Gabriel Jesiolowski works in a research-based practice using installation, interventionist strategies, painting, performance, printed matter, and text to navigate the crossings of art, social processes and healing. Theories of embodiment, trans* subjectivities and poetics have been of enduring interest to their practice. Over the past ten years he has taught art, writing and gender studies at the university level, curated traveling and site-specific exhibitions and has worked as a caregiver, wood finisher and designer. They collaborate with the NYC based design laboratory and architecture firm Atelier DNA, and currently develop programming for a queer arts and sciences residency and community resource center, The Institute for Emergent Ecologies. They currently live and work on Lopez Island.

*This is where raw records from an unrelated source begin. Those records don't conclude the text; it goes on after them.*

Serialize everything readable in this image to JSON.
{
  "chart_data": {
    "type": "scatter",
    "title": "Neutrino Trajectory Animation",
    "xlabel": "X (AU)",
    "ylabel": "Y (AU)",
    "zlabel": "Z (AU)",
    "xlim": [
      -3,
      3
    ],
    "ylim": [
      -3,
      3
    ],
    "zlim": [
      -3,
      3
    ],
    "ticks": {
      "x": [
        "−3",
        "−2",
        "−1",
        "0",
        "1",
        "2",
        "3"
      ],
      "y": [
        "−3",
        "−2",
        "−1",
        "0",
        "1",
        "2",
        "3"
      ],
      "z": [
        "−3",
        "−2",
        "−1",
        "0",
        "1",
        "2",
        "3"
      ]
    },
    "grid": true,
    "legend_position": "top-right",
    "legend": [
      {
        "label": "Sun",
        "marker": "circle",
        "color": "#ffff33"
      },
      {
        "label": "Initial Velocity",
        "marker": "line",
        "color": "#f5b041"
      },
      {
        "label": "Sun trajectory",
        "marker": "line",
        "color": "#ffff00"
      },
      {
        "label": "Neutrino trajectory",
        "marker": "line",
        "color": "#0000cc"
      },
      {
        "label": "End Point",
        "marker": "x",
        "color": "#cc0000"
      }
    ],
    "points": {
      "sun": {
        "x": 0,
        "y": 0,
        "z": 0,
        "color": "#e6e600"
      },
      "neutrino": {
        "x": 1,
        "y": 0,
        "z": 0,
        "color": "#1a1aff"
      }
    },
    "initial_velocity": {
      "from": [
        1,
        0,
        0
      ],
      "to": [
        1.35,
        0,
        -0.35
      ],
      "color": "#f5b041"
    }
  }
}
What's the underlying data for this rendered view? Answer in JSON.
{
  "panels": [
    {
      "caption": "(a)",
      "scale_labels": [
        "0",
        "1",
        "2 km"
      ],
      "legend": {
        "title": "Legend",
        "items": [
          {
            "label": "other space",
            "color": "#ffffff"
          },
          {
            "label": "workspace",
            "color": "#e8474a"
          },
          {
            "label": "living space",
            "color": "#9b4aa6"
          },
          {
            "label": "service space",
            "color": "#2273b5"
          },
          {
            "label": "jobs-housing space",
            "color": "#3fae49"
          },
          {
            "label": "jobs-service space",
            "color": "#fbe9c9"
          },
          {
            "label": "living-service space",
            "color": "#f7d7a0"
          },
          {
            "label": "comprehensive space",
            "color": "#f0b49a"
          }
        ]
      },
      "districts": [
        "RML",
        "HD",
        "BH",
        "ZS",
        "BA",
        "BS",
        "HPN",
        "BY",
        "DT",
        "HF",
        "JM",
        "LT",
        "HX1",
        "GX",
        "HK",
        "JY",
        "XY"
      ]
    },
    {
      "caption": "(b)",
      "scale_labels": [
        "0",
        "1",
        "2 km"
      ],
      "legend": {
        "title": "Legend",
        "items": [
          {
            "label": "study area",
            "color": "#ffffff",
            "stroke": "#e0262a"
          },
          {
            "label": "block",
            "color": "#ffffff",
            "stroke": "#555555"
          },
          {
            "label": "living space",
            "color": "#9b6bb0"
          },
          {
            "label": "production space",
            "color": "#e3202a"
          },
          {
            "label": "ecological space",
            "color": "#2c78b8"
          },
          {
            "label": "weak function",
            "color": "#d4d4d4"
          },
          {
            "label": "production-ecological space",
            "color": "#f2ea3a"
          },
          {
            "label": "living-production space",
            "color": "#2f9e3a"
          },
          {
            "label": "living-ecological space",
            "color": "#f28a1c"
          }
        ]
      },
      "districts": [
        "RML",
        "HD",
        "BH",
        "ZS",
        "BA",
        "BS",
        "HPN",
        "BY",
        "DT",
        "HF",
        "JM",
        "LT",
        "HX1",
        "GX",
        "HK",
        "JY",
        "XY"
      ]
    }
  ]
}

Ellen Lesperance works and lives in Portland, Oregon. Her work pays tribute to direct action campaigns and feminist activism. Lesperance's paintings are based on knit garments worn by women involved in protests, sit-ins, demonstrations, and civil disobedience.Her work has been presented in solo and two-person exhibitions at Seattle Art Museum, Samson Projects in Boston, and PS122 in New York. She has participated in group exhibitions at institutions such as the Drawing Center in New York, Ashland Art Museum, Portland Institute of Contemporary Art, the Dahl Arts Center in Rapid City, Southeastern Center for Contemporary Art in Winston-Salem, and Scottsdale Museum of Contemporary Art. The artist has received grants and awards from the Robert Rauschenberg Foundation, Art Matters, Pollock-Krasner Foundation, and the Ford Family Foundation. Ellen's work is being shown at The Alice courtesy of her gallery in Portland, Adams and Ollman.
Sara Osebold is a Seattle artist primarily focused on sculpture and drawing. Her work comes out of an unwavering fascination with themes based on Nature, landscape, mystery and play. While sculpture allows her to delve into the conceptual realm, drawings give her access to the immediate and intuitive. She received her MFA at Pratt Institute, has been a past member of Soil and recently completed a summer residency at Seattle Presents Gallery sponsored by the Office of Arts and Culture.